Assume you find a policy narrative intolerably simplistic. You can rejigger it in three ways: Denarrativize it; provide a counternarrative; and/or offer a metanarrative accommodating a range of different story-lines (arguments), including versions of the simplistic narrative and your preferred counternarrative.

  • Denarrativize! To denarrativize is to critique the policy narrative, point by key point. The best way to do that is to bring counter evidence to each point the offending narrative holds. To denarrativize is to take the story out of the story, i.e., to disassemble it by contravening its parts. Abundant case evidence exists to call into question the Tragedy of the Commons, for example. (In case it needs saying there can be virtues in forms of disassembly, if your aim is a disarticulated array or, at the other end, a spirited melee.)
  • Counternarrativize! The chief limitation of denarrativization in the inability of critique on its own to generate an alternative narrative to replace the discreditable one. In contrast, a counter-story challenges the original by virtue of being a candidate to replace it. Common property resource management is full-fledged counternarrative to the Tragedy of the Commons.
  • Metanarrativize! A metanarrative is that policy narrative—there is no guarantee there is one, or if so, only one—which the narrator holds in order to understand how multiple and opposing policy narratives are not only possible but consistent with each other. Claims to resource stewardship is a metanarrative shared by policies based in the Tragedy of the Commons as well as in other explanations, including but not limited to common property resource management. That is, a group—the techno-managerial elite, “the community,” the Other—asserts stewardship over resources they do not (altogether) own, because they alone, so the metanarrative goes, are capable of determining and adjudicating where better management holds.

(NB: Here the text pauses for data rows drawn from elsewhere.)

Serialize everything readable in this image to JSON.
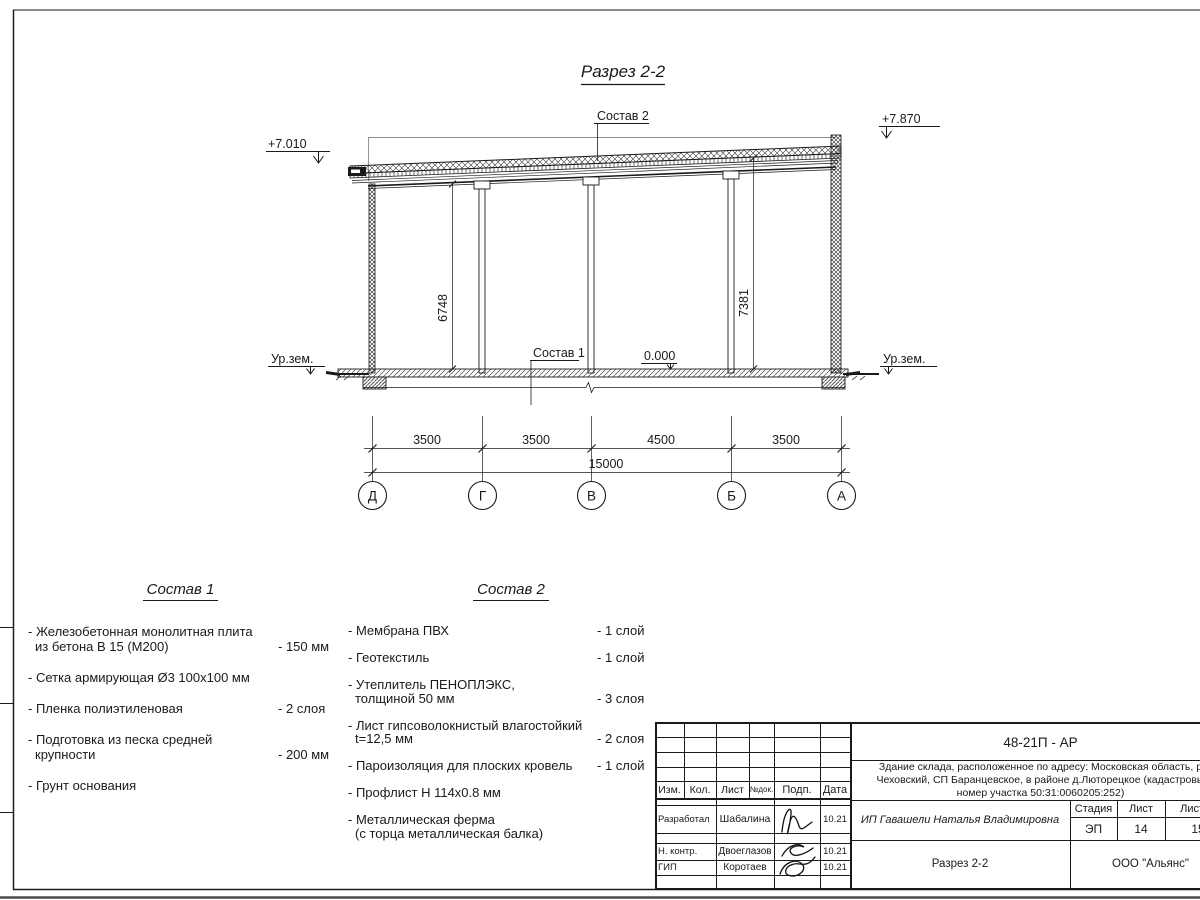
{
  "sheet": {
    "title": "Разрез 2-2"
  },
  "drawing": {
    "roof_label": "Состав 2",
    "floor_label": "Состав 1",
    "elev_left": "+7.010",
    "elev_right": "+7.870",
    "elev_zero": "0.000",
    "ground_label_left": "Ур.зем.",
    "ground_label_right": "Ур.зем.",
    "vertical_dims": [
      "6748",
      "7381"
    ],
    "bay_dims": [
      "3500",
      "3500",
      "4500",
      "3500"
    ],
    "total_dim": "15000",
    "axes": [
      "Д",
      "Г",
      "В",
      "Б",
      "А"
    ]
  },
  "sostav1": {
    "title": "Состав 1",
    "items": [
      {
        "line1": "- Железобетонная  монолитная плита",
        "line2": "из бетона В 15 (М200)",
        "value": "- 150 мм"
      },
      {
        "line1": "- Сетка армирующая Ø3 100х100 мм"
      },
      {
        "line1": "- Пленка полиэтиленовая",
        "value": "-  2 слоя"
      },
      {
        "line1": "- Подготовка из песка средней",
        "line2": "крупности",
        "value": "- 200 мм"
      },
      {
        "line1": "- Грунт основания"
      }
    ]
  },
  "sostav2": {
    "title": "Состав 2",
    "items": [
      {
        "line1": "- Мембрана ПВХ",
        "value": "- 1 слой"
      },
      {
        "line1": "- Геотекстиль",
        "value": "- 1 слой"
      },
      {
        "line1": "- Утеплитель ПЕНОПЛЭКС,",
        "line2": "толщиной 50 мм",
        "value": "- 3 слоя"
      },
      {
        "line1": "- Лист гипсоволокнистый влагостойкий",
        "line2": "t=12,5 мм",
        "value": "- 2 слоя"
      },
      {
        "line1": "- Пароизоляция для плоских кровель",
        "value": "- 1 слой"
      },
      {
        "line1": "- Профлист Н 114х0.8 мм"
      },
      {
        "line1": "- Металлическая ферма",
        "line2": "(с торца металлическая балка)"
      }
    ]
  },
  "titleblock": {
    "doc_number": "48-21П - АР",
    "description": [
      "Здание склада, расположенное по адресу: Московская область, р",
      "Чеховский, СП Баранцевское, в районе д.Люторецкое  (кадастровы",
      "номер участка 50:31:0060205:252)"
    ],
    "cols": {
      "izm": "Изм.",
      "kol": "Кол.",
      "list": "Лист",
      "ndok": "№док.",
      "podp": "Подп.",
      "data": "Дата"
    },
    "rows": [
      {
        "role": "Разработал",
        "name": "Шабалина",
        "date": "10.21"
      },
      {
        "role": "Н. контр.",
        "name": "Двоеглазов",
        "date": "10.21"
      },
      {
        "role": "ГИП",
        "name": "Коротаев",
        "date": "10.21"
      }
    ],
    "client": "ИП Гавашели Наталья Владимировна",
    "stage_label": "Стадия",
    "list_label": "Лист",
    "listov_label": "Листов",
    "stage": "ЭП",
    "sheet_no": "14",
    "sheets_total": "15",
    "sheet_title": "Разрез 2-2",
    "company": "ООО \"Альянс\"",
    "ink": "#1a1a1a"
  }
}
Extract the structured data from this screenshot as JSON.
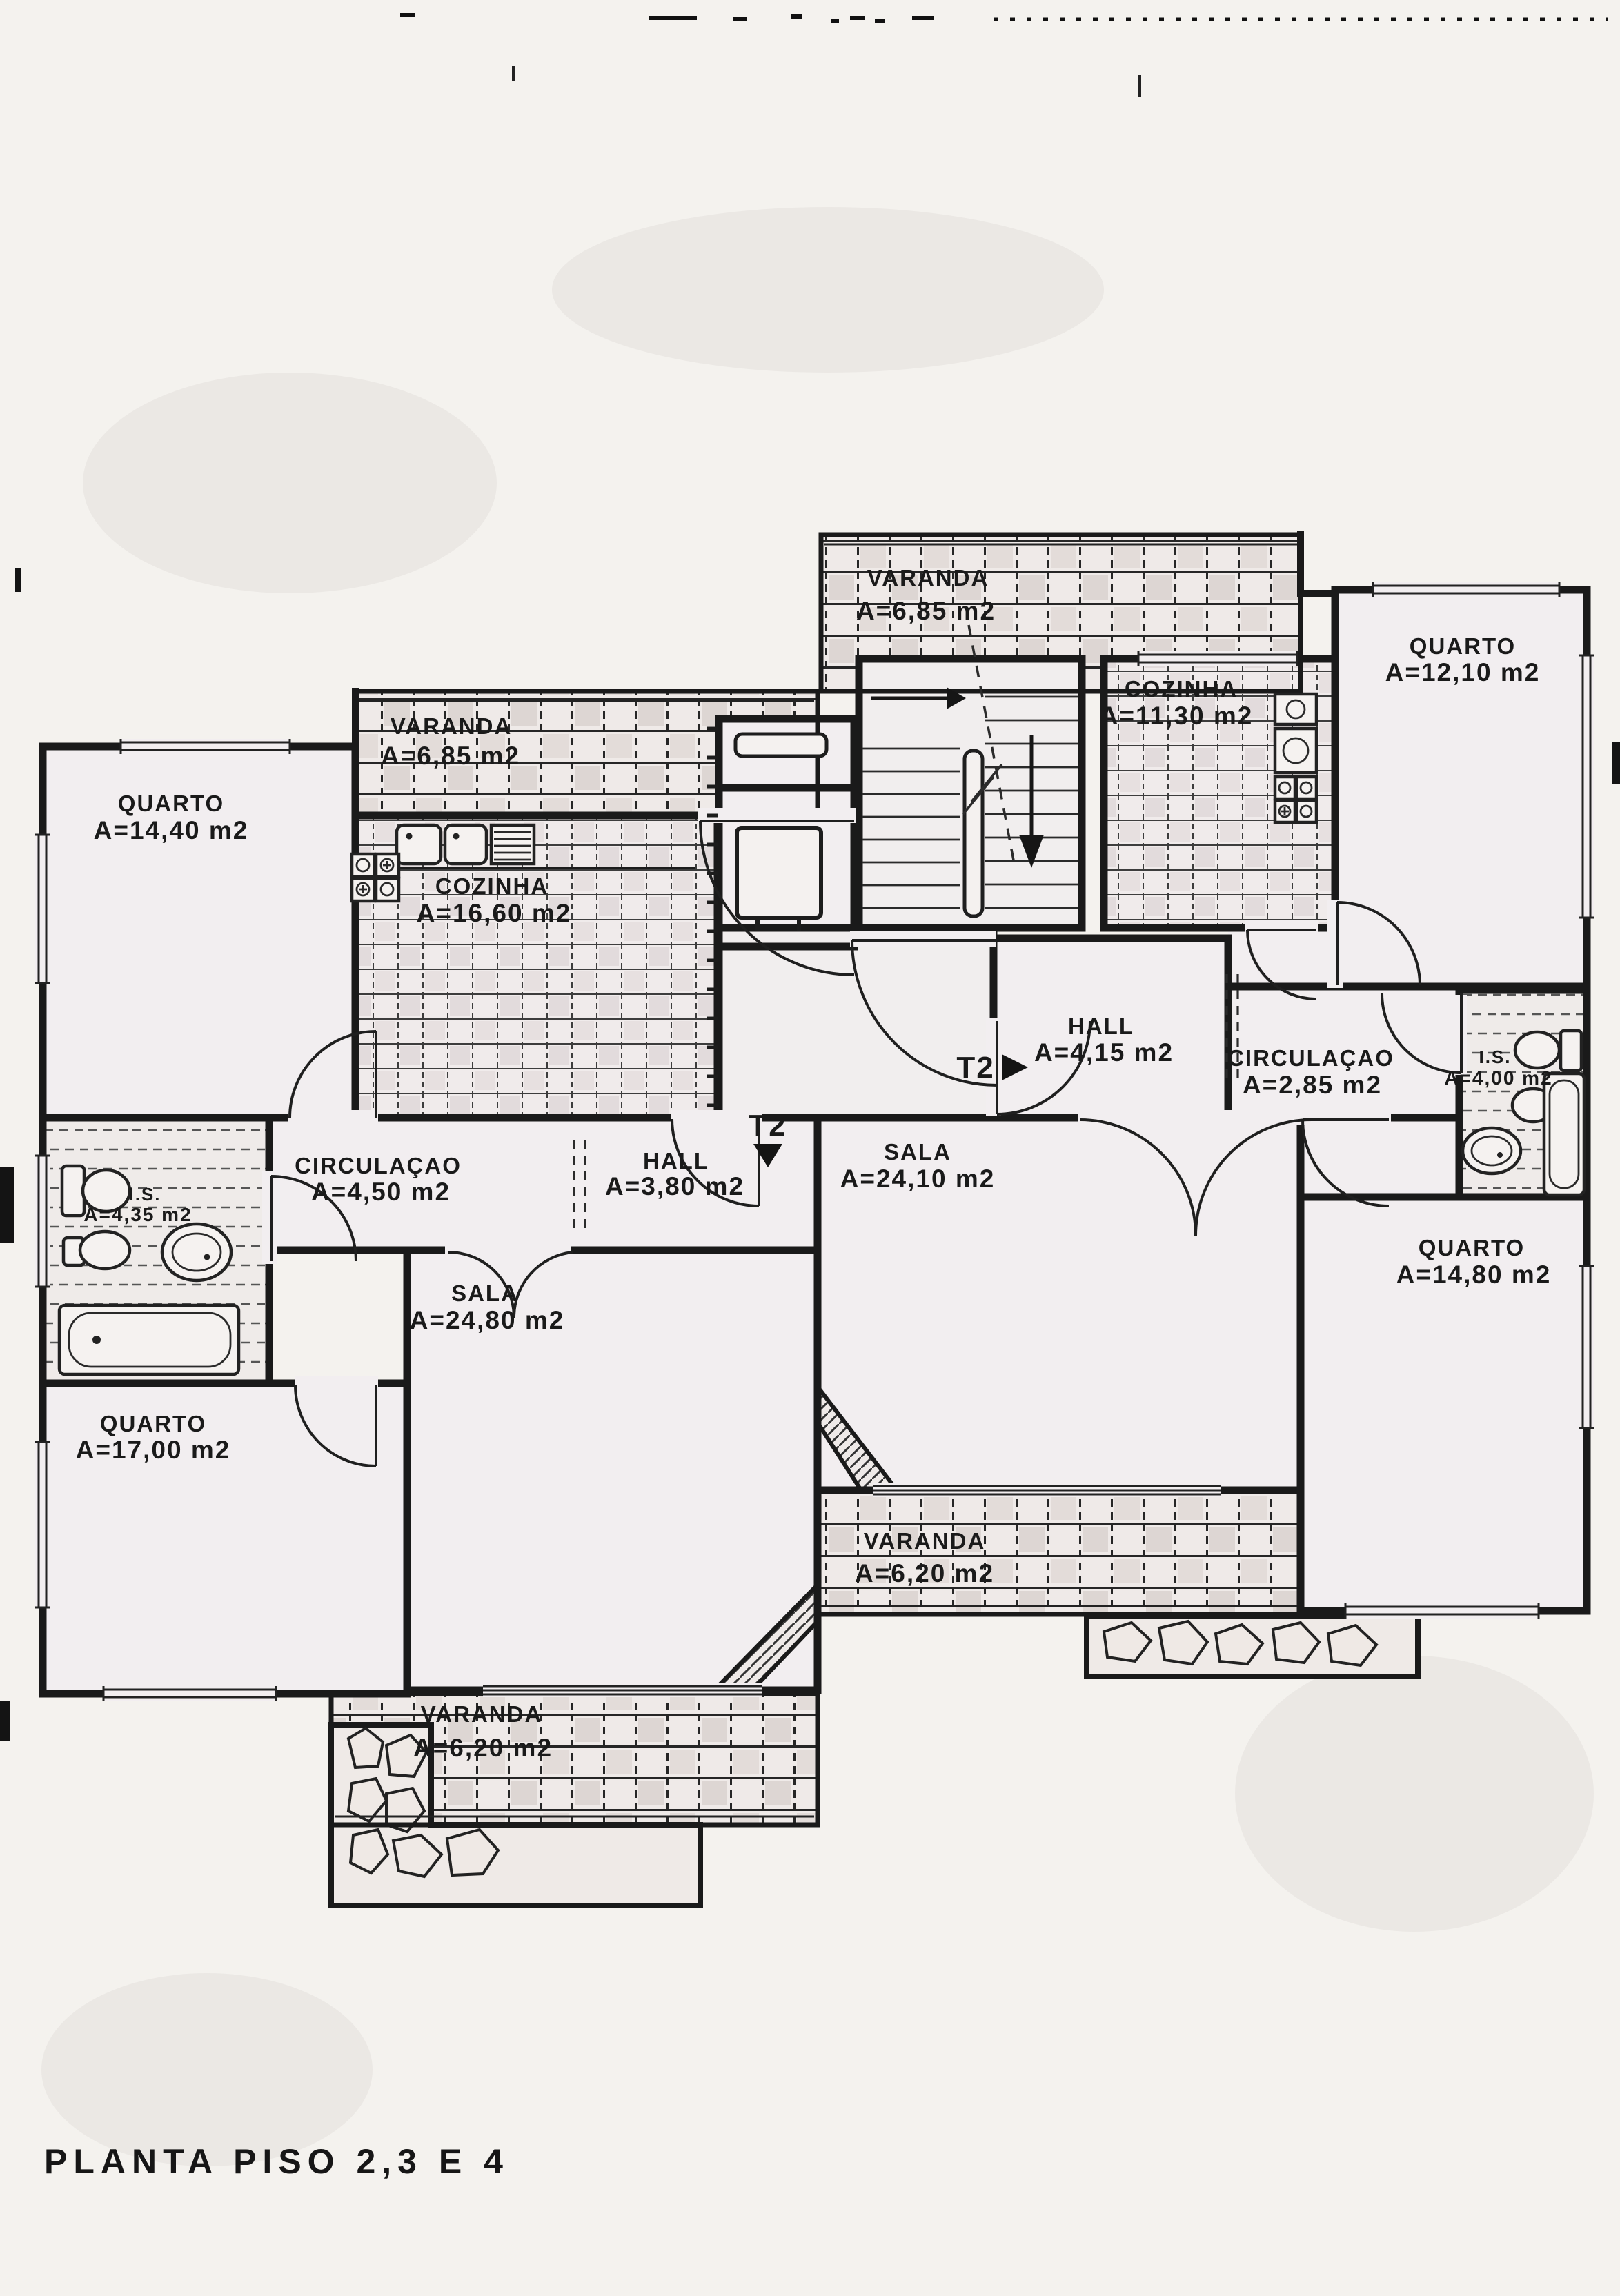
{
  "page": {
    "title": "PLANTA PISO 2,3 E 4"
  },
  "plan": {
    "colors": {
      "ink": "#1a1a1a",
      "paper": "#f4f2ee",
      "room": "#f2eef0",
      "shade": "#ded7d6"
    },
    "markers": {
      "t2_left": "T2",
      "t2_right": "T2"
    },
    "rooms": [
      {
        "id": "quarto-14-40",
        "name": "QUARTO",
        "area": "A=14,40 m2"
      },
      {
        "id": "varanda-6-85-left",
        "name": "VARANDA",
        "area": "A=6,85 m2"
      },
      {
        "id": "cozinha-16-60",
        "name": "COZINHA",
        "area": "A=16,60 m2"
      },
      {
        "id": "circulacao-4-50",
        "name": "CIRCULAÇAO",
        "area": "A=4,50 m2"
      },
      {
        "id": "hall-3-80",
        "name": "HALL",
        "area": "A=3,80 m2"
      },
      {
        "id": "is-4-35",
        "name": "I.S.",
        "area": "A=4,35 m2"
      },
      {
        "id": "quarto-17-00",
        "name": "QUARTO",
        "area": "A=17,00 m2"
      },
      {
        "id": "sala-24-80",
        "name": "SALA",
        "area": "A=24,80 m2"
      },
      {
        "id": "varanda-6-20-left",
        "name": "VARANDA",
        "area": "A=6,20 m2"
      },
      {
        "id": "varanda-6-85-top",
        "name": "VARANDA",
        "area": "A=6,85 m2"
      },
      {
        "id": "cozinha-11-30",
        "name": "COZINHA",
        "area": "A=11,30 m2"
      },
      {
        "id": "quarto-12-10",
        "name": "QUARTO",
        "area": "A=12,10 m2"
      },
      {
        "id": "hall-4-15",
        "name": "HALL",
        "area": "A=4,15 m2"
      },
      {
        "id": "circulacao-2-85",
        "name": "CIRCULAÇAO",
        "area": "A=2,85 m2"
      },
      {
        "id": "is-4-00",
        "name": "I.S.",
        "area": "A=4,00 m2"
      },
      {
        "id": "quarto-14-80",
        "name": "QUARTO",
        "area": "A=14,80 m2"
      },
      {
        "id": "sala-24-10",
        "name": "SALA",
        "area": "A=24,10 m2"
      },
      {
        "id": "varanda-6-20-center",
        "name": "VARANDA",
        "area": "A=6,20 m2"
      }
    ]
  }
}
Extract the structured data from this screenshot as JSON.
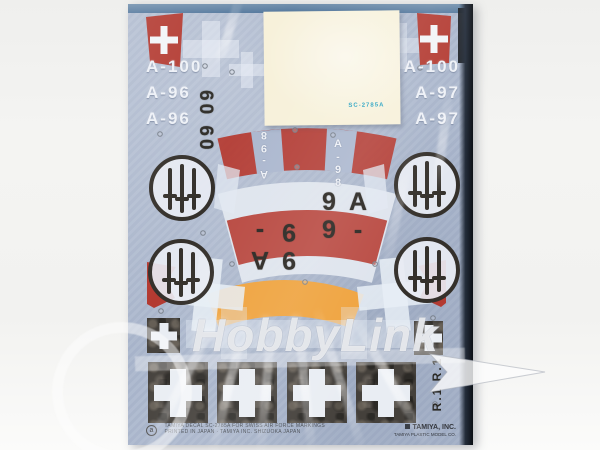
{
  "sheet": {
    "aircraft_codes_left": [
      "A-100",
      "A-96",
      "A-96"
    ],
    "aircraft_codes_right": [
      "A-100",
      "A-97",
      "A-97"
    ],
    "stencil_code_rotated": "60 60",
    "upper_band_codes": [
      "A-98",
      "A-98"
    ],
    "lower_band_codes": [
      "A-99",
      "A-99"
    ],
    "rudder_code": "R.1 R.1",
    "paper_slip_code": "SC-2785A",
    "footer": {
      "mark": "a",
      "fine_print_line1": "TAMIYA DECAL SC-2785A FOR SWISS AIR FORCE MARKINGS",
      "fine_print_line2": "PRINTED IN JAPAN · TAMIYA INC. SHIZUOKA JAPAN",
      "brand": "TAMIYA, INC.",
      "brand_sub": "TAMIYA PLASTIC MODEL CO."
    }
  },
  "watermark": {
    "brand": "HobbyLink"
  },
  "colors": {
    "sheet_blue": "#aab6cc",
    "swiss_red": "#b33a31",
    "band_red": "#b5382f",
    "band_orange": "#efa23c",
    "decal_white": "#e9edf3",
    "decal_black": "#44403b",
    "slip_cream": "#f7f1da",
    "slip_code_teal": "#2aa3c2"
  }
}
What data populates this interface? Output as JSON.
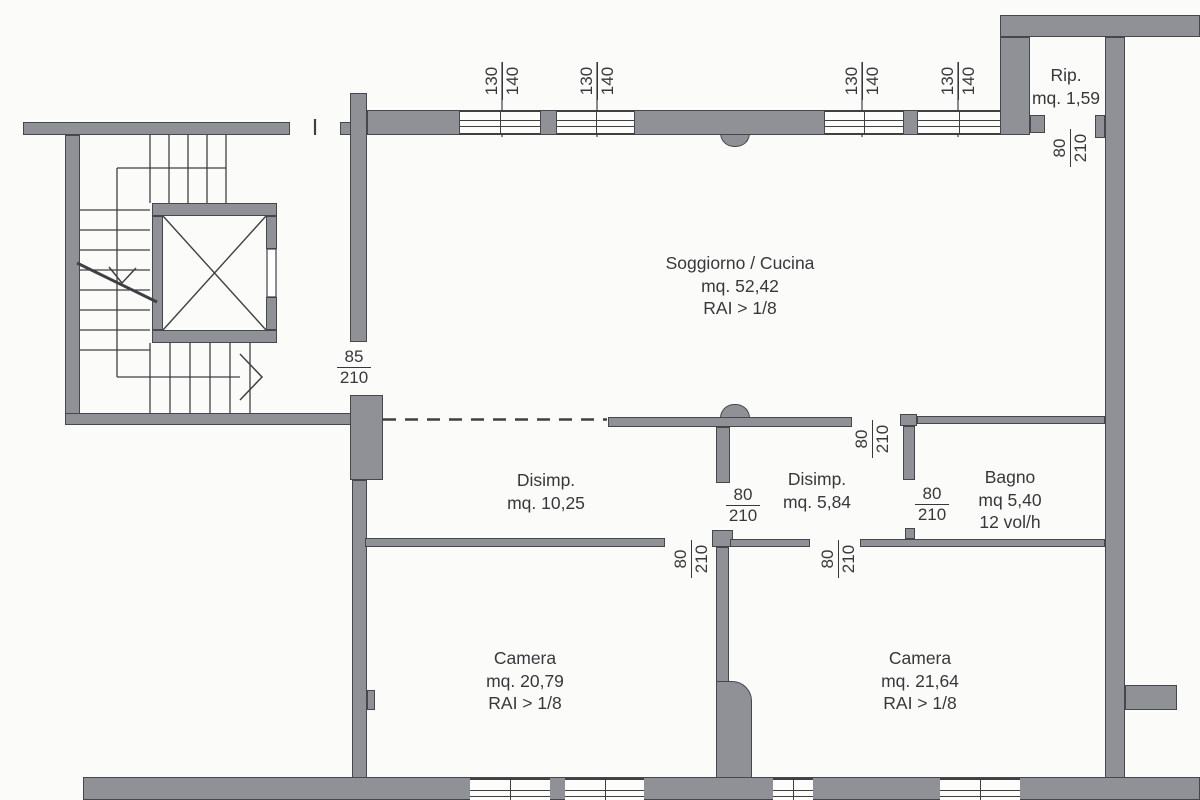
{
  "plan_title": "Apartment floor plan",
  "colors": {
    "wall": "#909196",
    "line": "#3f4044",
    "text": "#37383b",
    "paper": "#fbfbf9"
  },
  "rooms": {
    "soggiorno": {
      "name": "Soggiorno / Cucina",
      "area": "mq. 52,42",
      "note": "RAI > 1/8"
    },
    "rip": {
      "name": "Rip.",
      "area": "mq. 1,59"
    },
    "disimp1": {
      "name": "Disimp.",
      "area": "mq. 10,25"
    },
    "disimp2": {
      "name": "Disimp.",
      "area": "mq. 5,84"
    },
    "bagno": {
      "name": "Bagno",
      "area": "mq 5,40",
      "note": "12 vol/h"
    },
    "camera1": {
      "name": "Camera",
      "area": "mq. 20,79",
      "note": "RAI > 1/8"
    },
    "camera2": {
      "name": "Camera",
      "area": "mq. 21,64",
      "note": "RAI > 1/8"
    }
  },
  "doors": {
    "entry": {
      "width": "85",
      "height": "210"
    },
    "rip": {
      "width": "80",
      "height": "210"
    },
    "disimp2_pass": {
      "width": "80",
      "height": "210"
    },
    "between_disimp": {
      "width": "80",
      "height": "210"
    },
    "bagno": {
      "width": "80",
      "height": "210"
    },
    "camera1": {
      "width": "80",
      "height": "210"
    },
    "camera2": {
      "width": "80",
      "height": "210"
    }
  },
  "windows": {
    "w1": {
      "width": "130",
      "height": "140"
    },
    "w2": {
      "width": "130",
      "height": "140"
    },
    "w3": {
      "width": "130",
      "height": "140"
    },
    "w4": {
      "width": "130",
      "height": "140"
    }
  }
}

The driver in counternarrative and metanarrative, beyond dissatisfaction with the offending original, is that critique on its own does not underwrite or stabilize decision making, as critiques do not tell their own story. More, by annihilating the original without providing an alternative, uncertainty increases with respect to the policy issue of interest. (Such is why dystopians are so fascinated by ruinous critique—their sense of realism is intensifying all the time!)

The pressure remains, however, to come up with a counternarrative or metanarrative, i.e., scenarios or arguments that people find more convincing, if only case-by-practice-by-case. Suspended somewhere between the always-incomplete pull of utopia and the never-good enough push from dystopia is more like the realism I know and experience.

What to do? The function of messes in policy and management is to frustrate the storyline of beginning, middle and end. At times that is a very good mess to be in.